The front and two side walls were painted a rather unimaginative and disappointing magnolia, while the rear had been covered in a contrasting dark almost burgundy coloured wallpaper that seemed perfectly suited to the room and I almost wished it had been used on the remaining walls as well. The floor was laid to bare floorboards, all dark stained with age and decades of wax, polish or stain and seemed to be in apparently good order and worn much less than the floors in other areas of the house. I gazed around this rather impressively sized room, no paintings or pictures hung upon the walls and only two items of furniture occupied this cavernous chamber. For there, in the centre of the room, standing stoutly under the chandelier facing the vast windows was a single dark green traditional three seat Chesterfield sofa which seemed to evoke images of times gone by, or perhaps that was my mind working overtime, yet it seemed perfect for this room, perfect for this house and even indeed this very town. The other item of furniture was a matching and apparently well used Chesterfield footstall immediately in front of the sofa, beside which was stacked a pile of old books. My assumption on their age came from that fact that there all appeared to hard cover volumes, sans dust jackets and you don’t seem many of those for sales in book shops these days.

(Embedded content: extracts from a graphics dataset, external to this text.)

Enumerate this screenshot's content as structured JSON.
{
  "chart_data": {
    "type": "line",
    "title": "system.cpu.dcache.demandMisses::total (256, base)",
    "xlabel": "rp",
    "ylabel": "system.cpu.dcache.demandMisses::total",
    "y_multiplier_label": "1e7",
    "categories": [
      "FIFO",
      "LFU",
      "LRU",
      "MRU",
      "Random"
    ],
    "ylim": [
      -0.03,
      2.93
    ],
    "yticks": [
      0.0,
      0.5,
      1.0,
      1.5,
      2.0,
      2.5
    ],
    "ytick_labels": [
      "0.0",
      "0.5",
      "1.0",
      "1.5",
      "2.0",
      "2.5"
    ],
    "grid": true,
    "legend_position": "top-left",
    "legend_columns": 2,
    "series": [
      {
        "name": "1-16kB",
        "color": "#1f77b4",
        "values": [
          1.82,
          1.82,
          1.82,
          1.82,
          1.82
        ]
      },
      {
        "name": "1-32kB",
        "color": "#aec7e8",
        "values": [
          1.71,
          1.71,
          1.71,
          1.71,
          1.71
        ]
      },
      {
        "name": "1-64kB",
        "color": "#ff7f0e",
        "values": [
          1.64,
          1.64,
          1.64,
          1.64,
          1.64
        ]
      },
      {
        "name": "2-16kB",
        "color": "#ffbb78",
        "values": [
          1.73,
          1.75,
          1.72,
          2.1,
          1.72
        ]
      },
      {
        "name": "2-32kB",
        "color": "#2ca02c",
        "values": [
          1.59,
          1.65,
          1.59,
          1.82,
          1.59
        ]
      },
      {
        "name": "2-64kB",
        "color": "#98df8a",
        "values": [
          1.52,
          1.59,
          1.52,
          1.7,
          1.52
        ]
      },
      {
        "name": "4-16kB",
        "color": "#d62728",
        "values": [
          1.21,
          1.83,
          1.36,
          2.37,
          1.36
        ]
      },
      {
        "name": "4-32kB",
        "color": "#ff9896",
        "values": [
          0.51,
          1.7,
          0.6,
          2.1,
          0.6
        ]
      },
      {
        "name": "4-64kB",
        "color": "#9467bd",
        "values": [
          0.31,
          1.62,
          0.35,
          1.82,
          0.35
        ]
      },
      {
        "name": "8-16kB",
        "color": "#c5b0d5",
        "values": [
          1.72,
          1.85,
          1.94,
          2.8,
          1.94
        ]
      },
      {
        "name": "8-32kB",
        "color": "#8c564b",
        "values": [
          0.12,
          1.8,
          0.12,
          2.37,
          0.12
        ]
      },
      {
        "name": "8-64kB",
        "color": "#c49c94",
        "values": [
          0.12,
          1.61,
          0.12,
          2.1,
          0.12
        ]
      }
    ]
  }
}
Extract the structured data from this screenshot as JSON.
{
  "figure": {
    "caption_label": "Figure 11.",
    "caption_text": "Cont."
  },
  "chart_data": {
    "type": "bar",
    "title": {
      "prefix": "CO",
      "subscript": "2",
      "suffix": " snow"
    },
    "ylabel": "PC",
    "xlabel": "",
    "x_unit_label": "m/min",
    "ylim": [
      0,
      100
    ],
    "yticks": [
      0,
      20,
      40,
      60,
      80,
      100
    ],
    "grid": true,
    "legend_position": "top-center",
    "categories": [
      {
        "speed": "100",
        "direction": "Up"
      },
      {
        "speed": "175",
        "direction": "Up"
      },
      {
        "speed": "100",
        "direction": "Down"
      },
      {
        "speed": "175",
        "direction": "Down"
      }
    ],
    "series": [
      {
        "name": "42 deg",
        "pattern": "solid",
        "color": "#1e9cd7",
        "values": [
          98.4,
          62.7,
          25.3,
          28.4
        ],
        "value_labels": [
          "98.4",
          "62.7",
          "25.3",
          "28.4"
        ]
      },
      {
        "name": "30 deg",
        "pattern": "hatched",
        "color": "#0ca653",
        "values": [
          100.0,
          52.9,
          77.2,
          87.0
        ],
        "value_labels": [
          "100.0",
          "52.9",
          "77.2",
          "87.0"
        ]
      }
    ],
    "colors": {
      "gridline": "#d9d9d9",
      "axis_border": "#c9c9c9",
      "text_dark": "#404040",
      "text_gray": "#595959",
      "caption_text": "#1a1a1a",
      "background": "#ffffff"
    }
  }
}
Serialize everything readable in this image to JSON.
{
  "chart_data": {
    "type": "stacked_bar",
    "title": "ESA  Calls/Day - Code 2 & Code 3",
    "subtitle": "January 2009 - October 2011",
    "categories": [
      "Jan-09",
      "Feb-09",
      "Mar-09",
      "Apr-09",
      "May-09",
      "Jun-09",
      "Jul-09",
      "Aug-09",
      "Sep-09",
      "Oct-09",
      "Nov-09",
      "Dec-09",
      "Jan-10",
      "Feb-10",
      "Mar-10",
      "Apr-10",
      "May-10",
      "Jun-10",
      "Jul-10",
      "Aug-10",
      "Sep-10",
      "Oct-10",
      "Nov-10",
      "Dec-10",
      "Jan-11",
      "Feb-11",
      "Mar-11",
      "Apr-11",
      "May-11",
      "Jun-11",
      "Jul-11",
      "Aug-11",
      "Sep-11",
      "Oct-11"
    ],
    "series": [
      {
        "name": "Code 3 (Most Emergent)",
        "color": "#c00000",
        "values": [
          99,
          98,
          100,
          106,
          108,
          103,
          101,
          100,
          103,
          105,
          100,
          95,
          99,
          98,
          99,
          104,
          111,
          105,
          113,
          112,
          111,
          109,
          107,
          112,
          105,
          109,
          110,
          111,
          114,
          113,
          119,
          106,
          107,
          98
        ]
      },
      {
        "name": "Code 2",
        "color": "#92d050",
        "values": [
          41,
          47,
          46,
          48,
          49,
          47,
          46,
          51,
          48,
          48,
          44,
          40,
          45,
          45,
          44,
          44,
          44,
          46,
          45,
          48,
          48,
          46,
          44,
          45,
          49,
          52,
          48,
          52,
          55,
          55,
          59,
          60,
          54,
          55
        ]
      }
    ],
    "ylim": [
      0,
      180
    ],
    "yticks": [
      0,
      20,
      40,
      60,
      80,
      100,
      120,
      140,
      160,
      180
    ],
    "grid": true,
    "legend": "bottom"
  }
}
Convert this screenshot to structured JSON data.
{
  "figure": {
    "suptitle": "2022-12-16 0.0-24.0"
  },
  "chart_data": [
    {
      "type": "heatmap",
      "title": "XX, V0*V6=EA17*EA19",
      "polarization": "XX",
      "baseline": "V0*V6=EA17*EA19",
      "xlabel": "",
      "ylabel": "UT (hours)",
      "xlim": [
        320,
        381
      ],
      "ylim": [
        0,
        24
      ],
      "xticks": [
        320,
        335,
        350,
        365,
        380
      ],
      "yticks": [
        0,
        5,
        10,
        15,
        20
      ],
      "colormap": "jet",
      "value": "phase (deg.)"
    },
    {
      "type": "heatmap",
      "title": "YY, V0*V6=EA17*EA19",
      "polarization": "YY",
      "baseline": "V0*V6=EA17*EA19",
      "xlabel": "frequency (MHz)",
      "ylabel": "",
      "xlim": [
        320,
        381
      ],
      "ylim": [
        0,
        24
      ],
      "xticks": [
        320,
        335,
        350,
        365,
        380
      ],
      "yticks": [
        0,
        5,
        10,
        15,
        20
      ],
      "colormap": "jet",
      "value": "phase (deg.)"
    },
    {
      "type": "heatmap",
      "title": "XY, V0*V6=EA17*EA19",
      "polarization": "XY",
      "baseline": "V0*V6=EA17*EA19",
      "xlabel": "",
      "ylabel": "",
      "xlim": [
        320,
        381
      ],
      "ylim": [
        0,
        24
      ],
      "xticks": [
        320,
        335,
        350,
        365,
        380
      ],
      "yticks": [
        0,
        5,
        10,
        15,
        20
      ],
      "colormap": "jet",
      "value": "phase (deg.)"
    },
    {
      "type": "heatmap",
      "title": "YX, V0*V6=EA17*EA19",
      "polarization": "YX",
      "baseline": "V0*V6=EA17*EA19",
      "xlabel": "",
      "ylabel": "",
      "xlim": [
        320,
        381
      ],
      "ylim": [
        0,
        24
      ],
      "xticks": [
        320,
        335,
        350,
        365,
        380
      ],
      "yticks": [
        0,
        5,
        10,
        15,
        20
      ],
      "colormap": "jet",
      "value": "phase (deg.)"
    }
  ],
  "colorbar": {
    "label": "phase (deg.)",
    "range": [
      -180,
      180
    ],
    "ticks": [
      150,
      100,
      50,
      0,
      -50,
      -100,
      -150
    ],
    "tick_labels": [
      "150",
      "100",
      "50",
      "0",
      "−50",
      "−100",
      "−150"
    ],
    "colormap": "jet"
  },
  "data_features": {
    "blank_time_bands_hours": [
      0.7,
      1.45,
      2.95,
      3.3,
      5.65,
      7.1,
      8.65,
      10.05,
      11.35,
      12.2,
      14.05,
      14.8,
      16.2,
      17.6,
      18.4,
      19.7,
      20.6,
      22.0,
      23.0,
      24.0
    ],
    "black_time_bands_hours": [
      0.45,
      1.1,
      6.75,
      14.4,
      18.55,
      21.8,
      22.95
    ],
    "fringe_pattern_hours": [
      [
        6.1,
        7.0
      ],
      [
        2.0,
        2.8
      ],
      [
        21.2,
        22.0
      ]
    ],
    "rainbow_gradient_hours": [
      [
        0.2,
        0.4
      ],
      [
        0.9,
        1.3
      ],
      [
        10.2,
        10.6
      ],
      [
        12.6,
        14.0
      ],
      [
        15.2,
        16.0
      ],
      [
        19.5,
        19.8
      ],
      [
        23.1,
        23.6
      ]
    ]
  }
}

I walked to the windows and gazed out at the rippling sea beyond, it truly was a remarkably lovely view and I could quite easily understand why there was no other furniture in this room, it seemed perfect for sitting and reading in solitude or gazing out at the never still sea. For the briefest of moments I envied my uncle for being able to enjoy this tranquil sanctuary at will, then I remembered it was no longer his, he was no longer here and it was mine, mine to enjoy. I had to keep mentally and physically pinching myself, this wasn’t a dream, this wasn’t a fantasy, no this was a reality.